James Kunstler estará em Lisboa no final desta semana, para proferir algumas conferências. Na manhã do dia 16 falará na Gulbenkian sobre energia e urbanismo, num encontro promovido pela Comissão de Coordenação e Desenvolvimento Regional de Lisboa e Vale do Tejo.No final da tarde, a convite da ASPO-Portugal, estará no Instituto Superior Técnico para falar do pico do petróleo. Será uma oportunidade única de ouvir o maior profeta de um novo mundo,
feito à mão, o qual sucederá ao mundo tal como hoje o conhecemos, e cujo fim foi há dias anunciado pelo nosso ministro da Economia.

sexta-feira, 3 de outubro de 2008

Vida de cão

As nossas relações nem eram más. Seguiam a lógica duma rotina antiga que se foi instalando, depois que tomámos juízo e derrubámos os muros da nossa guerra fria. Que também a tivemos, a princípio.
Ele acampava no terraço, eu tinha aposentos na marquise. Sentindo a dona fora, montávamos arraial na sala de visitas e trocávamos gentilezas. Ele inventava-me petiscos. Eu deixava-o lamber-me a tigela do leite e dançava-lhe às vezes no lombo um crazy-horse.
Não era fácil a partilha da dona, mas lá nos arranjávamos. E, quando ela o levava ao jardim, cheguei a ter saudades dele.
Há dias a patroa saiu, a uma noite de canasta. Eu fiquei a dormir, e ela deixou ao menino a televisão ligada. Para ver as notícias, a estúpida!
Eu bem que o estranhei quando ela regressou. Pareceu-me altivo, todo ensoberbado, a olhar-me lá do alto, nas suas tamanquinhas. Roçou-se sem pudor nas pernas da patroa, e acho que lhe impôs dormir no quarto dela. No tapete, estou eu a supor!
Gastei o dia seguinte a observá-lo. E sempre que o olhava, era um tipo com direitos o que via. Eu seja cão se não era. E quanto mais o olhava, mais direitos me exibia. Recusou passar a tarde no salão, desdenhou-me a tigela... E à noite, quando me viu ir às meninas, foi logo delatar-me à dona, o acusa-cristos. Não dormi a noite toda!
Na manhã seguinte exigi um conselho. E ela, muito dengosa, a fingir-me hipocrisias nos bigodes, enquanto me sugeria imposturices, regras de precedência, protocolos... Acabou a confessar-me que ele tinha uma comenda, um dia nacional só para ele. Que finalmente alguém lhe fizera justiça.
Eu fui à minha vida, não me dei por achado, tirei informações no bairro. E quando ela saiu, ofereci ao menino uma trela. Na coleira da trela ia o pescoço do justiceiro, um deputado qualquer, pelos vistos conhecido. Ficou insuportável, de vaidoso, e quem o queria ver era na rua, a levar o político ao jardim.
Soube-se ontem que afinal a comenda era falsa, e ele teve que soltar o benfeitor. Voltou a casa sozinho e devolveu-me a trela, acabrunhado. Metia dó, coitado! Quando um tipo se fia em certa malta, é raro acabar bem.
Vai ser um rebuliço cá em casa, mas deixei de falar ao parvalhão.

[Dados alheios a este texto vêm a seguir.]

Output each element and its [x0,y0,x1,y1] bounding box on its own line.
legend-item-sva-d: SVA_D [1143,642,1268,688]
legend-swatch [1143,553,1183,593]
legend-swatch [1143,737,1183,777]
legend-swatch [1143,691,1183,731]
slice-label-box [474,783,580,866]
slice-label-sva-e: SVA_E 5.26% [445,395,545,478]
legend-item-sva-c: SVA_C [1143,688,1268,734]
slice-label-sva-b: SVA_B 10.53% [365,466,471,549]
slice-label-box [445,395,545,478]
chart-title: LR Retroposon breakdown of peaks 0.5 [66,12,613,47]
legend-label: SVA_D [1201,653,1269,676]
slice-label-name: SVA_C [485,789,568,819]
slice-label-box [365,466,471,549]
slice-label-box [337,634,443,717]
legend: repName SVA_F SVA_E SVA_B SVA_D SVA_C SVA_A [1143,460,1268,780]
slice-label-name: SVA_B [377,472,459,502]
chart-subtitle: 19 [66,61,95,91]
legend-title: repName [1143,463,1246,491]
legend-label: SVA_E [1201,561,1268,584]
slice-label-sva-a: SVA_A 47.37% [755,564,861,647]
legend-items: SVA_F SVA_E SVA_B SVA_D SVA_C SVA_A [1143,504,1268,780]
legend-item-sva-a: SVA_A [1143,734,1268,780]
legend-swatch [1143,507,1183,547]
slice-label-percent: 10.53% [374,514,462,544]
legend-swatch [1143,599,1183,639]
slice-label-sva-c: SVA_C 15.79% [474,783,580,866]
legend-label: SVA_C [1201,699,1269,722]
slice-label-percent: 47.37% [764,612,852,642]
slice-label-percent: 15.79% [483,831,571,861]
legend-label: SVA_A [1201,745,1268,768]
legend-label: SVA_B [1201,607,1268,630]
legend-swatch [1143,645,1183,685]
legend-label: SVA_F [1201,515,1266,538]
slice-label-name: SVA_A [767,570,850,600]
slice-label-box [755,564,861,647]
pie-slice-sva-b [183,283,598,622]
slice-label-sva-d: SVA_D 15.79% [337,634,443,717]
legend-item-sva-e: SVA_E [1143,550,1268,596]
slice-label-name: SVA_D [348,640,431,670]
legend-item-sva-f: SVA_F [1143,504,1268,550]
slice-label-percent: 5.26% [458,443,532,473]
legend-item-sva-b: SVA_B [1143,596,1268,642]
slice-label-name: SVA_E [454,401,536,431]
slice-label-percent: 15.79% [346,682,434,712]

quinta-feira, 2 de outubro de 2008

da capo - 13

QUESTÃO COM LÁGRIMAS
Uma veio do Brasil e por força há-de chorar todos os dias. Duas vezes. Faz-lhe bem, ajuda a alma, não sabe explicar porquê.
– As saudades da família, do calor, eu sei lá bem...
A outra veio de Angola mas não gosta de chorar, que lhe dá cabo dos olhos. E os olhos são o principal.
– O coração mais os olhos, são dois amigos leais...
Saem ambas na praça dos Combatentes. E eu fico-me sem saber se é melhor cuidar dos olhos, da alma, ou do coração.
Vem-me à ideia que sou homem, proibido de chorar. E lá me livro destas inquietações.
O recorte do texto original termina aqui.